Amnesty International reconnaît que les agents des forces de l’ordre ont la responsabilité et le devoir d’assurer la sécurité des personnes et des biens. Néanmoins, les opérations de maintien de l’ordre lors de manifestations doivent être conformes aux normes internationales, parmi lesquelles figure l’obligation d’agir de façon modérée et proportionnellement à la gravité de l’infraction et à l’objectif légitime à atteindre, de réduire autant que possible les dommages humains et matériels, et de respecter et préserver la vie humaine.

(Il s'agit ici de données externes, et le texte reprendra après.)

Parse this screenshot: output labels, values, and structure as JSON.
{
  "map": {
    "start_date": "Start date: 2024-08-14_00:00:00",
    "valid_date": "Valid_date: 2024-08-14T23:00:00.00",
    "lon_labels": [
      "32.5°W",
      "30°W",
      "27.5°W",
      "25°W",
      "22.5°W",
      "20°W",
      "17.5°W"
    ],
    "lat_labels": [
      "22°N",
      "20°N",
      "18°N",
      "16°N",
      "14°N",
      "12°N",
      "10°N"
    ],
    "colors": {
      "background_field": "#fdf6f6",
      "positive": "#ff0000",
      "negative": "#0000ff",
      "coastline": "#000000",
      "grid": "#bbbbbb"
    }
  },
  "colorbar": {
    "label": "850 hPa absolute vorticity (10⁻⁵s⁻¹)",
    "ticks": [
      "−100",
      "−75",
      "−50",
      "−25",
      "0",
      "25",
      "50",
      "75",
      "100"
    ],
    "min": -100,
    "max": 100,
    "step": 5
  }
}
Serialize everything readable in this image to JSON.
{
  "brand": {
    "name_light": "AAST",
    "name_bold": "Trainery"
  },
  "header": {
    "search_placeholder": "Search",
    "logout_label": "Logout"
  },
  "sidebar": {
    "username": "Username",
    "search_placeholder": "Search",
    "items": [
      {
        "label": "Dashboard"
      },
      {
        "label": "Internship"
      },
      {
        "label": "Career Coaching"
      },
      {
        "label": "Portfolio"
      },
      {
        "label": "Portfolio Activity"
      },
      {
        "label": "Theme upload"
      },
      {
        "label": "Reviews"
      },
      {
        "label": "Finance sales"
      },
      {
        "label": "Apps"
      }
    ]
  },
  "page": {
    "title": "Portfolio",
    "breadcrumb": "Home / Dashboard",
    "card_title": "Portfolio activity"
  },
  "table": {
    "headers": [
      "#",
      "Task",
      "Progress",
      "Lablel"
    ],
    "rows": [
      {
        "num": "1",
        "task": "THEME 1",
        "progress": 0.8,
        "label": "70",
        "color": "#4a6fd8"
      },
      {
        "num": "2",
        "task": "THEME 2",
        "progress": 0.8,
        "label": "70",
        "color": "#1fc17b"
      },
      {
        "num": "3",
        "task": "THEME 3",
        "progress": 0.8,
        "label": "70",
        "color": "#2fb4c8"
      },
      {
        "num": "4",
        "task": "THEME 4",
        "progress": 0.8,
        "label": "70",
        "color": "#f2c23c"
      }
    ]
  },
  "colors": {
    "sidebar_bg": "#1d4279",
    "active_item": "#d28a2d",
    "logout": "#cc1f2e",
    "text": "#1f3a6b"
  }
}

Lors de leur intervention face aux manifestants le 11 mai, cependant, les policiers ont manifestement fait usage de la force en violation de ces normes.

Amnesty International demande l’ouverture d’une véritable enquête, indépendante et rigoureuse, dans les meilleurs délais sur toutes les allégations de mauvais traitements imputés à des policiers et de recours excessif à la force au cours de la manifestation du 11 mai, et la traduction en justice de tout responsable présumé de violations des droits humains.

Face à la gravité des allégations de mauvais traitements et de recours à une force excessive contre des manifestants non violents dans la rue Panepistimiou, l’organisation souhaite par ailleurs demander l’ouverture d’une véritable enquête, indépendante et rigoureuse, sur les opérations de maintien de l’ordre le 11 mai 2011.

Amnesty International a, à plusieurs occasions, fait part de ses inquiétudes au sujet des allégations répétées et crédibles de recours à une force excessive par la police, et face à l’impunité généralisé dans les affaires de violences policières. L’organisation a donc demandé l’établissement d’un mécanisme indépendant de traitement des plaintes concernant la police, qui serait chargé d’enquêter sur toutes les allégations de violations des droits humains mettant en cause des policiers.

L’organisation souhaite réitérer ses craintes quant à l’indépendance et l’efficacité du mandat du bureau chargé des comportements arbitraires des responsables de l’application des lois tel qu’il est envisagé dans une loi adoptée récemment.

Amnesty International exhorte une nouvelle fois les autorités grecques à se pencher sur les problèmes systémiques caractérisant de longue date les opérations de maintien de l’ordre et sur l’incapacité ou la réticence des responsables de l’application des lois à respecter les normes internationales en matière de droits humains.